Cette pensée paresseuse structure les idéologies, mais n'a plus rien à voir avec le concept original. "Tout mot employé dans des contextes différents ramasse un nombre important de significations différentes, qui expliquent son ambiguïté", nous explique Alain Bentolila. Le mot "hôte" désigne celui qui reçoit autant que celui qui est reçu. On peut subir son "destin" autant qu'en devenir le maître.
Le choix du mot est déjà une interprétation du monde. Affirmer qu'un singe est dominant ne déroule pas le même implicite idéologique que dire qu'une femme est dominante. Certaines expressions sont tellement heureuses qu'elles deviennent des gonflettes sémantiques. L'expression "faire son deuil", pourtant clairement élaborée par les psychanalystes, est employée dans tellement de situations différentes qu'elle ne veut plus rien dire aujourd'hui.
"C'est une frustrée... il n'a pas fait son oedipe... CRS = SS... c'est un génocide...", la banalisation de ces expressions provoque une dérive sémantique qui explique que, lorsque le contexte change, les mêmes mots ne désignent plus les mêmes choses.

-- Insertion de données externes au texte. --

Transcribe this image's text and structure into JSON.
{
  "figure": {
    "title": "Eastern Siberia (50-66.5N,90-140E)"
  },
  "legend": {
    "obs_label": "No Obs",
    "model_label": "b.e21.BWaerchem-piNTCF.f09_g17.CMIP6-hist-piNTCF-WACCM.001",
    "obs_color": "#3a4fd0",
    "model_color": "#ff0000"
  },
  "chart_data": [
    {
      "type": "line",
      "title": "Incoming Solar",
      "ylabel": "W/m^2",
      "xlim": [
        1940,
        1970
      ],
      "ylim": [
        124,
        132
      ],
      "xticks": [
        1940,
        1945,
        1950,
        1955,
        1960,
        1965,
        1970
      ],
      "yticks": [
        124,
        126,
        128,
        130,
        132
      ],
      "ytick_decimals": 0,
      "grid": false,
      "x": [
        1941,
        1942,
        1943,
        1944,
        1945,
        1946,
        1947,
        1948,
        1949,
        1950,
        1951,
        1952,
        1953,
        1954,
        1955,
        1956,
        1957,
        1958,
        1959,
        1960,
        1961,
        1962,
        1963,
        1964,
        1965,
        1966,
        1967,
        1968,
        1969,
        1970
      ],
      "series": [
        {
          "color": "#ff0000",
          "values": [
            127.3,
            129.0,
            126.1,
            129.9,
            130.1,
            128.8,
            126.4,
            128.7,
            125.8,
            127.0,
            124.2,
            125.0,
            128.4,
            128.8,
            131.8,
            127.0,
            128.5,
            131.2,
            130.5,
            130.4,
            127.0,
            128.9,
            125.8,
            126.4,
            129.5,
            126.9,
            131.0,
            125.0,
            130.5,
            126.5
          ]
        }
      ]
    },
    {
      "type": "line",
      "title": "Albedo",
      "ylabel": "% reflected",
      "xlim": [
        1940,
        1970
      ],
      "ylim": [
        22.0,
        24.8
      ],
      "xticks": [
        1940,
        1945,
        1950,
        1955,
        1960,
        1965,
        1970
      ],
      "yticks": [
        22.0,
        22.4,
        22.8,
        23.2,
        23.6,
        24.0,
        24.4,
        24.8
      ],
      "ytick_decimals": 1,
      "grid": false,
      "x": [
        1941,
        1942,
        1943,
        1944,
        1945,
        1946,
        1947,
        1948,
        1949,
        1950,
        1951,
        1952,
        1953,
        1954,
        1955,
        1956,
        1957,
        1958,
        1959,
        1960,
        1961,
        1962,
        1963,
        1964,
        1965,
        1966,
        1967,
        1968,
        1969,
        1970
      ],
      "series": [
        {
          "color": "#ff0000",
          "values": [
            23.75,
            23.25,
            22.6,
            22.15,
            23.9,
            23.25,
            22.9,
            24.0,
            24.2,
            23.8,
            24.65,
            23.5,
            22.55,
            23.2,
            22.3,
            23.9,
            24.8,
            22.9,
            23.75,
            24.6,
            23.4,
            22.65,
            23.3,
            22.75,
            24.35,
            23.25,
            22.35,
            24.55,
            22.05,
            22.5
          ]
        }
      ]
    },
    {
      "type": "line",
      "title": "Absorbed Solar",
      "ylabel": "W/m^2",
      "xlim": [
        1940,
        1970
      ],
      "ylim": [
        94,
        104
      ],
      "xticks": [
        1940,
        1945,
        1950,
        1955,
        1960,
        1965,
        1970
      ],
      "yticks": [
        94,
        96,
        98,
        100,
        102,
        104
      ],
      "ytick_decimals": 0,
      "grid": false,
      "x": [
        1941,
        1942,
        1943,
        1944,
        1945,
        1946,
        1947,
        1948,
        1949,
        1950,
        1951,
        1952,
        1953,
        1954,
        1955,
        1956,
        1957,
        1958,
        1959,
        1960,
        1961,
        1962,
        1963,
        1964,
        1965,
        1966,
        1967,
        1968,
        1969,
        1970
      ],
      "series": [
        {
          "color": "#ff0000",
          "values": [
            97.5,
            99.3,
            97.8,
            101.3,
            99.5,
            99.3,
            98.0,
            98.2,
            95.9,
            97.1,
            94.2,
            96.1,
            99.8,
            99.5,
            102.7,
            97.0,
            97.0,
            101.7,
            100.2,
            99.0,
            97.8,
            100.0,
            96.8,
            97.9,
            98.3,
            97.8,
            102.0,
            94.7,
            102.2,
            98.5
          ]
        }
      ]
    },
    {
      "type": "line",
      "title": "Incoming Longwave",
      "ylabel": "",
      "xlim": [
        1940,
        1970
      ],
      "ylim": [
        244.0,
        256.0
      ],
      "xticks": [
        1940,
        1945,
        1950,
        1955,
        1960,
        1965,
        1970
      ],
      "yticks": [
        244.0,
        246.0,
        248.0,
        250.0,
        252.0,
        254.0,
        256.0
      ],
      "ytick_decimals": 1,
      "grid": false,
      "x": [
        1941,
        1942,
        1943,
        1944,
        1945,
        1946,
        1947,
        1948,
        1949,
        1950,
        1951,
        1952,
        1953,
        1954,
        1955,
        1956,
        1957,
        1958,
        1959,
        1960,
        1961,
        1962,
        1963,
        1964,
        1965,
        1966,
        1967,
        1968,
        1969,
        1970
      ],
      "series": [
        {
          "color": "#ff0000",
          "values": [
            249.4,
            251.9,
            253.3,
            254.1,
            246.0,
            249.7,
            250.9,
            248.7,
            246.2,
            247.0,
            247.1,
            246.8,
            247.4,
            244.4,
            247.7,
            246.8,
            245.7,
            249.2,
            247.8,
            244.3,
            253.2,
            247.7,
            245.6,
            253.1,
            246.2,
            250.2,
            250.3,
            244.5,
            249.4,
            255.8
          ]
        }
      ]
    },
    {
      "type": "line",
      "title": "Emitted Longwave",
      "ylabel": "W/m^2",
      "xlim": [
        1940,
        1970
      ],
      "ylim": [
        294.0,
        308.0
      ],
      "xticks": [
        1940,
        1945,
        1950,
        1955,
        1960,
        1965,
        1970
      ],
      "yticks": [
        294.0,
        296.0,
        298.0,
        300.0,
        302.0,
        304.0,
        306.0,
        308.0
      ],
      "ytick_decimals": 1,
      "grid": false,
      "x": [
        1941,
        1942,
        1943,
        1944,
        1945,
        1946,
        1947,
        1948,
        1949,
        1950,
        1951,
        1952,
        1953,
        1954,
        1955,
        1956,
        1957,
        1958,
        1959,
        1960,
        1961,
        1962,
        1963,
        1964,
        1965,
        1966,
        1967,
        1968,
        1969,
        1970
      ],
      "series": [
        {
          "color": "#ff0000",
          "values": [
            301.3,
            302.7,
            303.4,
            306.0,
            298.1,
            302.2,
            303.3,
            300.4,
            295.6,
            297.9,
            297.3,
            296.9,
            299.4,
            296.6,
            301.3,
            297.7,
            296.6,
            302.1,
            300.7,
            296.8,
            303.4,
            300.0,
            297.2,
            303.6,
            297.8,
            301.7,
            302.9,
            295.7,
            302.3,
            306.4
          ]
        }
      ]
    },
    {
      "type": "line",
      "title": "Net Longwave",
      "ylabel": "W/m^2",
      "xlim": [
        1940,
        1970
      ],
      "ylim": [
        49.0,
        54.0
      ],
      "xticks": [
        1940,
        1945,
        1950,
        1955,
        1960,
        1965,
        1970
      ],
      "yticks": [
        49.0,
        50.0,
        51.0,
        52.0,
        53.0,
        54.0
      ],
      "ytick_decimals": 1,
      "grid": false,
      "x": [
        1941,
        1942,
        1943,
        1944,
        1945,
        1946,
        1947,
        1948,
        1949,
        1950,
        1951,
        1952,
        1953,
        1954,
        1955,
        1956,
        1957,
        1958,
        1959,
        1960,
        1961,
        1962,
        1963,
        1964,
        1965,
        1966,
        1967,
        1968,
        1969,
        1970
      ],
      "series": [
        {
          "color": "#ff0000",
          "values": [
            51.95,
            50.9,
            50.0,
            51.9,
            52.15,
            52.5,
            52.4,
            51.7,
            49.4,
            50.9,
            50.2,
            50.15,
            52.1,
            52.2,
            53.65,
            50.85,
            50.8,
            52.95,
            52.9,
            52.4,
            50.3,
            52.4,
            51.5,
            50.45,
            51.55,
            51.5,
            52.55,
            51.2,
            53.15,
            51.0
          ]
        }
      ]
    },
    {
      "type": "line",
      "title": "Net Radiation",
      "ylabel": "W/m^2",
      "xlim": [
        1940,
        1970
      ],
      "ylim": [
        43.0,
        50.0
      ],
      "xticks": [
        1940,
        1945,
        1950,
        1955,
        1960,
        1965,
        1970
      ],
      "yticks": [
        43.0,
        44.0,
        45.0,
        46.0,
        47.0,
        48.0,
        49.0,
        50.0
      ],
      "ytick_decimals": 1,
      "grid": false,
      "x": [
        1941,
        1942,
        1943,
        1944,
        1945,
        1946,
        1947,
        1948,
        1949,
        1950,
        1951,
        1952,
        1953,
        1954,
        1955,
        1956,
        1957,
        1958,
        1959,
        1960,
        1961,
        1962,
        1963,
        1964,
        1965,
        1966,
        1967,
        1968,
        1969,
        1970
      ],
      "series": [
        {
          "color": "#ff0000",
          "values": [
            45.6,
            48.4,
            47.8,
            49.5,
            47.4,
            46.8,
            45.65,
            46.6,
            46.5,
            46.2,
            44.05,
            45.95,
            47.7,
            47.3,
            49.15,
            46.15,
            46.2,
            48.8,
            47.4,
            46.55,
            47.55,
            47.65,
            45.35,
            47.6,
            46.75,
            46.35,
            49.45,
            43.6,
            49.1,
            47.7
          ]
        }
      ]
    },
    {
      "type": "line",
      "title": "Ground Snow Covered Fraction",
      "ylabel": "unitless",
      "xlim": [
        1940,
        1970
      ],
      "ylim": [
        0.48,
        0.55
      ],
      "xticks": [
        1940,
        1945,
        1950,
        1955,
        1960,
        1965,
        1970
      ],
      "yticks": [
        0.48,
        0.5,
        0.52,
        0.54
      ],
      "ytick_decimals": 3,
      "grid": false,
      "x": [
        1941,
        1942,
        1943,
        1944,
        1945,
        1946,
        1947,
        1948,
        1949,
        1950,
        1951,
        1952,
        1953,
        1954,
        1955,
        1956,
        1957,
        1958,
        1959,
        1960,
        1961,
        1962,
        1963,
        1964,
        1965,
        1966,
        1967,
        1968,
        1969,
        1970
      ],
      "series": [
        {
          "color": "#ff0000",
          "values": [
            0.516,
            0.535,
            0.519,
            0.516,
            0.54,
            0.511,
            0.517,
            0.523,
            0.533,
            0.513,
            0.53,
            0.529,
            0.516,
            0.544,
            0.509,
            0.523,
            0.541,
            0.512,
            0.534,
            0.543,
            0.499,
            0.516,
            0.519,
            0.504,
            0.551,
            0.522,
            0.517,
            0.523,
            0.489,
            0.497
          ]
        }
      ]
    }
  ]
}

C'est ainsi que je me suis expliqué les incroyables contresens autour du mot "résilience". Les "perroquets partisans" l'ont adoré. Ce concept permettait de tout guérir et de rendre aux humains leurs bonheurs perdus. Les "perroquets opposants" se sont donc empressés de le haïr, en disant que puisque la résilience définissait l'aptitude d'un métal à résister aux chocs, l'homme, n'étant pas une barre de fer, n'était pas concerné.
Le mot devient alors un signal d'appartenance vidé de tout contenu, n'ayant que la fonction de colle intellectuelle, comme à l'époque où certains psychanalystes se reconnaissaient entre eux en récitant : "Quelqu'un a manqué quelque part...". Le but de cet automatisme verbal n'est pas d'informer sur un contenu d'idée, mais de créer un sentiment de complicité intellectuelle, une sorte de réaction à suivre un locuteur, comme nous l'avait raconté Panurge.
Si vous aimez les tests projectifs où, croyant parler des autres, vous dévoilez votre propre monde intime, il vous suffira de prononcer les mots "génétique", ou "forclusion du nom du Père", ou "résilience", puis d'observer les réactions émotionnelles de votre interlocuteur.
La réalité du concept est ailleurs, dans les livres, les laboratoires ou les groupes de praticiens. Là vous pourrez préciser votre idée et la renforcer, comme l'ont fait ceux qui ont élaboré les mots "inconscient", "génétique" ou "résilience". Mais ce travail est un plaisir lent que n'apprécient pas les perroquets de Panurge. /.